いたって常識的な指先を、尋常ならざる非常識の視線によって抑制しようとする。
それでもそんなサイコキネシスなやり取りなどに構っている場合ではなく、一瞬こそ怯んだものの再び携帯電話のボタンを圧迫しようと。
「大魔法使い」
する前に、トゥーイの首輪型発声装置から人の声が聞こえてくる。
「大魔法使いお待ちを頂けませんか」
視線だけはじっとオーギに定められていて、その濃い葡萄ジュースの様な色素からは何の感情も読み取れそうにない。
「大魔法使い時計の執事は可能ですアプリケーションよりもはるかに確実で今作においてはそれが何よりの好奇心となるでしょう」
相変わらずそれは何を言っているのだろうか、何のことやらオーギにはさっぱりわからなかった。
だが。
「オーギさん」
戸惑う彼を他所に、すっかり悲鳴を腹内に圧殺し尽くしていたキンシが、異常なまでに冷静な口ぶりで青年の意思を翻訳する。
「メイさんを、えっと……彼女を病院に送るのは、今は勘弁してください」
「どうして」
疑問を向けていながらも、ようやく言葉を理解できそうになってオーギの指は既に携帯から離れている。
「それは、彼女と……、多分彼女にとって何よりも大事な人が望まないから。だから彼女は望まないのです」
キンシはあくまでも独自の解釈にて、青年の腕の中で意識を揺蕩う彼女のもとにようやく跪く。
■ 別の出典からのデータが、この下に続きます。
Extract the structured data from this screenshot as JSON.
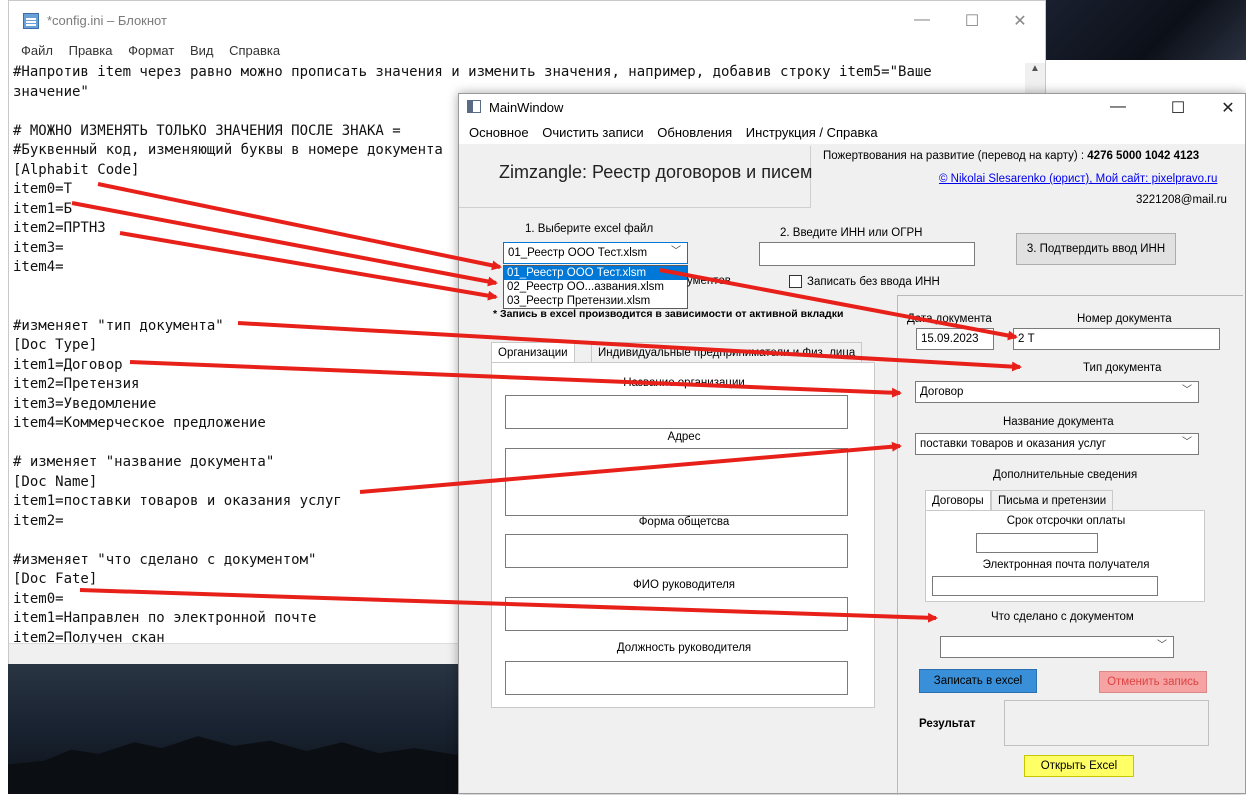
{
  "notepad": {
    "title": "*config.ini – Блокнот",
    "menu": [
      "Файл",
      "Правка",
      "Формат",
      "Вид",
      "Справка"
    ],
    "lines": [
      "#Напротив item через равно можно прописать значения и изменить значения, например, добавив строку item5=\"Ваше",
      "значение\"",
      "",
      "# МОЖНО ИЗМЕНЯТЬ ТОЛЬКО ЗНАЧЕНИЯ ПОСЛЕ ЗНАКА =",
      "#Буквенный код, изменяющий буквы в номере документа",
      "[Alphabit Code]",
      "item0=Т",
      "item1=Б",
      "item2=ПРТНЗ",
      "item3=",
      "item4=",
      "",
      "",
      "#изменяет \"тип документа\"",
      "[Doc Type]",
      "item1=Договор",
      "item2=Претензия",
      "item3=Уведомление",
      "item4=Коммерческое предложение",
      "",
      "# изменяет \"название документа\"",
      "[Doc Name]",
      "item1=поставки товаров и оказания услуг",
      "item2=",
      "",
      "#изменяет \"что сделано с документом\"",
      "[Doc Fate]",
      "item0=",
      "item1=Направлен по электронной почте",
      "item2=Получен скан"
    ]
  },
  "window_controls": {
    "minimize": "—",
    "maximize": "☐",
    "close": "✕"
  },
  "mainwindow": {
    "title": "MainWindow",
    "menu": [
      "Основное",
      "Очистить записи",
      "Обновления",
      "Инструкция / Справка"
    ],
    "app_title": "Zimzangle: Реестр договоров и писем",
    "donation_label": "Пожертвования на развитие (перевод на карту) :",
    "donation_card": "4276 5000 1042 4123",
    "author_link": "© Nikolai Slesarenko (юрист), Мой сайт: pixelpravo.ru",
    "email": "3221208@mail.ru",
    "step1_label": "1. Выберите excel файл",
    "file_combo_value": "01_Реестр ООО Тест.xlsm",
    "file_options": [
      "01_Реестр ООО Тест.xlsm",
      "02_Реестр ОО...азвания.xlsm",
      "03_Реестр Претензии.xlsm"
    ],
    "hidden_label_fragment": "ументов",
    "step2_label": "2. Введите ИНН или ОГРН",
    "inn_value": "",
    "confirm_button": "3. Подтвердить ввод ИНН",
    "write_without_inn": "Записать без ввода ИНН",
    "note": "* Запись в excel  производится в зависимости от активной вкладки",
    "tabs": [
      "Организации",
      "Индивидуальные предприниматели и Физ. лица"
    ],
    "org_fields": [
      "Название организации",
      "Адрес",
      "Форма общетсва",
      "ФИО руководителя",
      "Должность руководителя"
    ],
    "doc_date_label": "Дата документа",
    "doc_date_value": "15.09.2023",
    "doc_number_label": "Номер документа",
    "doc_number_value": "2 Т",
    "doc_type_label": "Тип документа",
    "doc_type_value": "Договор",
    "doc_name_label": "Название документа",
    "doc_name_value": "поставки товаров и оказания услуг",
    "extra_label": "Дополнительные сведения",
    "extra_tabs": [
      "Договоры",
      "Письма и претензии"
    ],
    "payment_delay_label": "Срок отсрочки оплаты",
    "recipient_email_label": "Электронная почта получателя",
    "fate_label": "Что сделано с документом",
    "fate_value": "",
    "write_button": "Записать в excel",
    "cancel_button": "Отменить запись",
    "result_label": "Результат",
    "open_excel_button": "Открыть Excel",
    "colors": {
      "write_button": "#3a8fd9",
      "cancel_button": "#f5a3a3",
      "open_button": "#ffff66",
      "accent": "#0078d7",
      "arrow": "#e8201a"
    }
  }
}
そしてそれ以上何を言うでもなく、大した意味もないと分かっていながら彼女の頬に。
すっかり雨に濡れて、綺麗に整えられているはずの衣服には大量の汚れが赤黒く。
あまりに殴打され過ぎて内部の皮膚が腫れあがっている。
その皮下に膨張する出血の熱がただ一つの生きている証として、キンシは血液にまみれ傷だらけになっている彼女の体にそっと触れた。